Mobil melaju semakin kencang ditengah kota kecil ini, aku tau dia marah padaku. aku hanya bsa diam. Situasi tidak mendukungku untuk berbicara. Rangga pun tidak mengatakan satu patah kata pun. Diam, hening, dingin.

LOVE STORY 3


***
Mei 2001
Dengan nilai Ujian Nasionalku yang rata-rata Sembilan. Aku bisa masuk ke sekolah favorit di kota ini. SMA Negeri 1 Kota SEMARANG. Itu membuat kedua orangtua ku terutama ayahku bangga padaku. ya, itu yang mereka katakana bahwa mereka bangga padaku. dan sebelum aku benar-benar menjadi salah satu siswi SMA yang katanya berisi orang-orang pintar dan orang-orang yang akan sukses dimasa depan ini aku harus mengikuti Masa Orientasi Siswa selama 3 hari lamanya.
 “makanannya jangan lupa dimakan, jam 2 ibu jemput” kata ibu sambil memberhentikan mobil tepat di depan sekolah.
“iya bu.” aku menghampiri ibu dan mencium tangan dan kedua pipinya.
Aku keluar dari mobil dan berjalan menuju gerbang sekolah. Hanya ada beberapa anak yang memakai atribut aneh sepertiku. Kemana yang lainnya, pkirku dalam hati.
“ehh kamu mau kemana? Kamu kesini.” Perintah kakak senior dengan menunnjukku.
“aku mau masuk kak,”
“kamu tau harus datang jam berapa?” kakak senior mulai melototiku.
“jam 7 kak.” Ucapku tertunduk.
“aturan darimana itu jam 7, masuk itu jam 6.30. kamu baru masuk sudah buat aturan sendiri! Sudah kamu berdiri disini. Sama temen-temen kamu yang lain.”
Aku langsung menghampiri dan berdiri bersama teman-teman yang juga bernasib sama denganku. Tapi aku benar-benar tidak sengaja datang terlambat. Aku fikir masuk jam 7 pagi bukan setengah 7. Benar-benar sial sekali hari ini.
“hei,  kamu telat juga? Kenalin nama aku fino.

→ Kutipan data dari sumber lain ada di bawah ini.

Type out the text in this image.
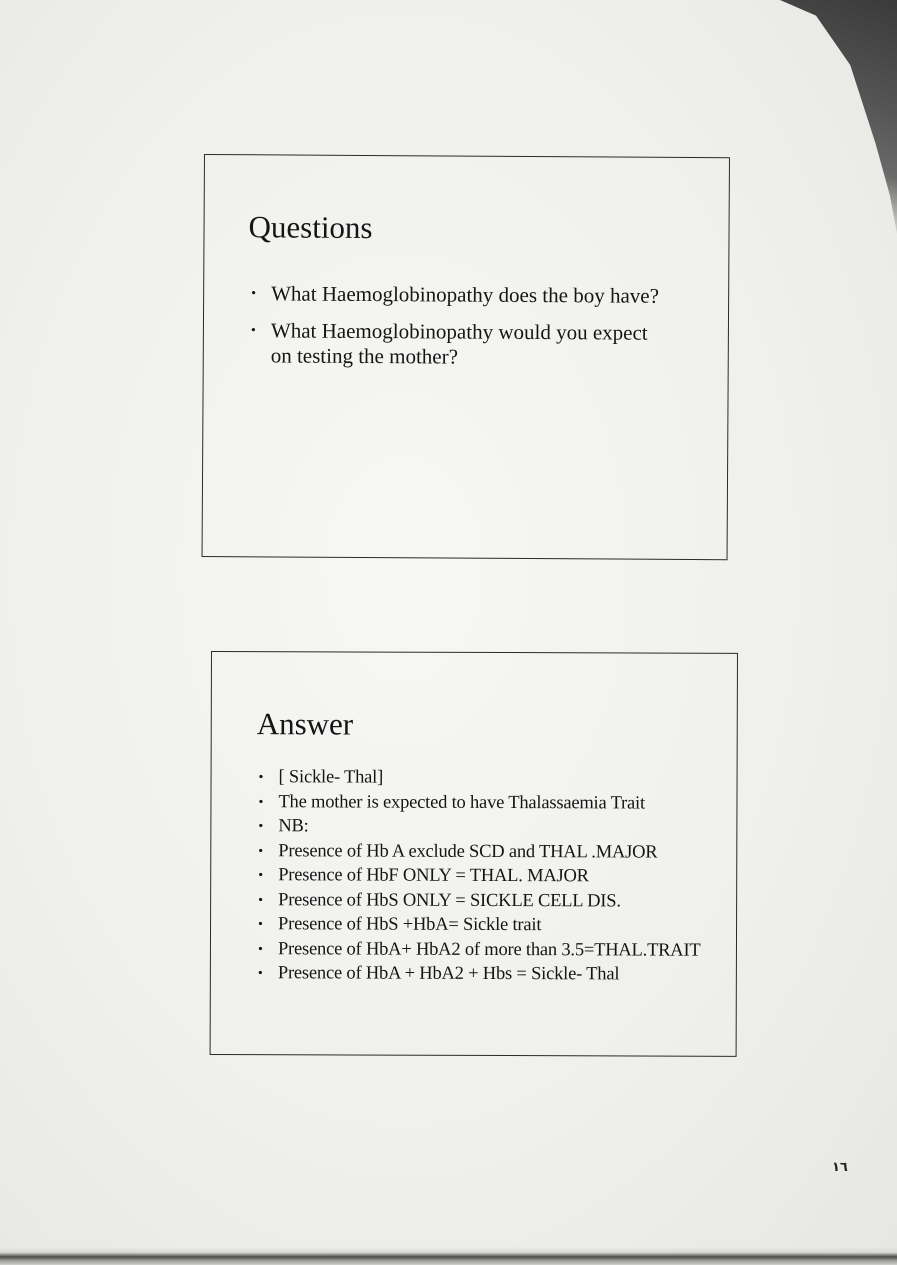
Questions
• What Haemoglobinopathy does the boy have?
• What Haemoglobinopathy would you expect on testing the mother?
Answer
• [ Sickle- Thal]
• The mother is expected to have Thalassaemia Trait
• NB:
• Presence of Hb A exclude SCD and THAL .MAJOR
• Presence of HbF ONLY = THAL. MAJOR
• Presence of HbS ONLY = SICKLE CELL DIS.
• Presence of HbS +HbA= Sickle trait
• Presence of HbA+ HbA2 of more than 3.5=THAL.TRAIT
• Presence of HbA + HbA2 + Hbs = Sickle- Thal
١٦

Udah gausah diambil hati kata-kata mereka, dibuat enak aja.” Katanya yang tiba-tiba membuatku terkejut.
“eh iya, aku bella. aku juga ga mikirin kok.”jawabku singkat.
“semua yang telat coba dikeluarkan barang-barang yang harus dibawa.” Ucap seorang senior dengan sedikit berteriak.
Aku panik ketika membuka tas dan tidak menemukan bekal makananku, padahal itu adalah syarat yang paling penting. Aku merasakan wajah dan kepalaku memanas. Aku bingung harus berkata apa, aku sungguh-sungguh ketakutan.
“ada yang ketinggalan?” tanya fino. Sepertinya fino dapat melihat raut kebingungan pada wajahku.
“aku lupa masukin kotak makanan yang udah disiapin ibu ku.  Aku lupa, bodoh sekali.” kataku menghardik diri sendiri.
“yaudah, kamu pegang aja kotak makan aku.” Fino memberikan kotak makannya padaku, tapi aku menolaknya.
“Enggak usah nanti kamu kena marah senior kalau enggak bawa ini” ucapku sambil menyodorkan kembali kotak makan yang diberikan fino.
“Yah aku sih enggak papa bell, aku kan laki-laki. Paling cuma dimarahin terus kena hukuman.” Fino langsung memasukan kotak makannya kedalam tas ku.
“apa-apaan ini, bukannya disiapain malah ngobrol.” Bentak kakak senior.
“aku lupa bawa kotak makanan kak, tadi buru-buru soalnya.” Ucap fino pada kakak senior.
“saya tidak perduli kamu buru-buru atau tidak. Sudah cepat push up 50kali!!” ucapnya sambil menunjuk tempat dimana fino harus menerima hukuman. Dan itu sontak membuatku tidak enak, aku hendak mengakui kesalahanku.
fino mendekatiku dan berkata “50kali push up kecil buat aku,” sambil tersenyum dan mengerdipkan mata ia melengos kedepan untuk menerima hukuman.
Sejak saat itu aku dan fino menjadi teman baikku. Kita tidak satu kelas pada tahun pertama. Namun Fino selalu menghampiri kelasku untuk mengajakku makan di kantin atau sekedar membawakanku minum dan cemilan jika aku sedang mengerjakan pekerjaan rumahku yang belum selesei.  fino lah yang suka menggodaku, membuatku malu di depan salah satu kaka senior laki-laki yang diam-diam fino mengetahui bahwa aku menyukai kaka senior itu.
Sampai pada tahun kedua aku dan fino masuk dikelas yang sama. Kita berdua sama-sama memilih jurusan yang sama yaitu ilmu sosial. Tahun kedua itu lah aku pertama kalinya berpacaran. Dan itu mengubah kedekatanku dengan Fino. aku tau bahwa Fino sangat mengerti bahwa pacarku tidak menyukai jika aku berteman terlalu dekat dengannya. Itulah saat dimana aku dan fino tidak bisa sedekat dulu lagi.
 Sampai pada akhir di tahun ke tiga, saat Fino memutuskan untuk melanjutkan kuliahnya di Melbourne, Australia. Pada saat kami sudah menggenggam surat kelulusan kami. Aku tidak bisa berkata apa-apa, namun tidak bisa dipungkiri ada sebersit kesedihan. Tapi itu tidak aku perlihatkan. Aku bangga padanya. Aku bersyukur diberi Tuhan teman seperti dia. Namun pada saat keberangkatannya aku tidak bisa ikut mengantar karena alasan yang fino dapat pahami. Ya, Fino selalu dapat mengerti dan memahami aku.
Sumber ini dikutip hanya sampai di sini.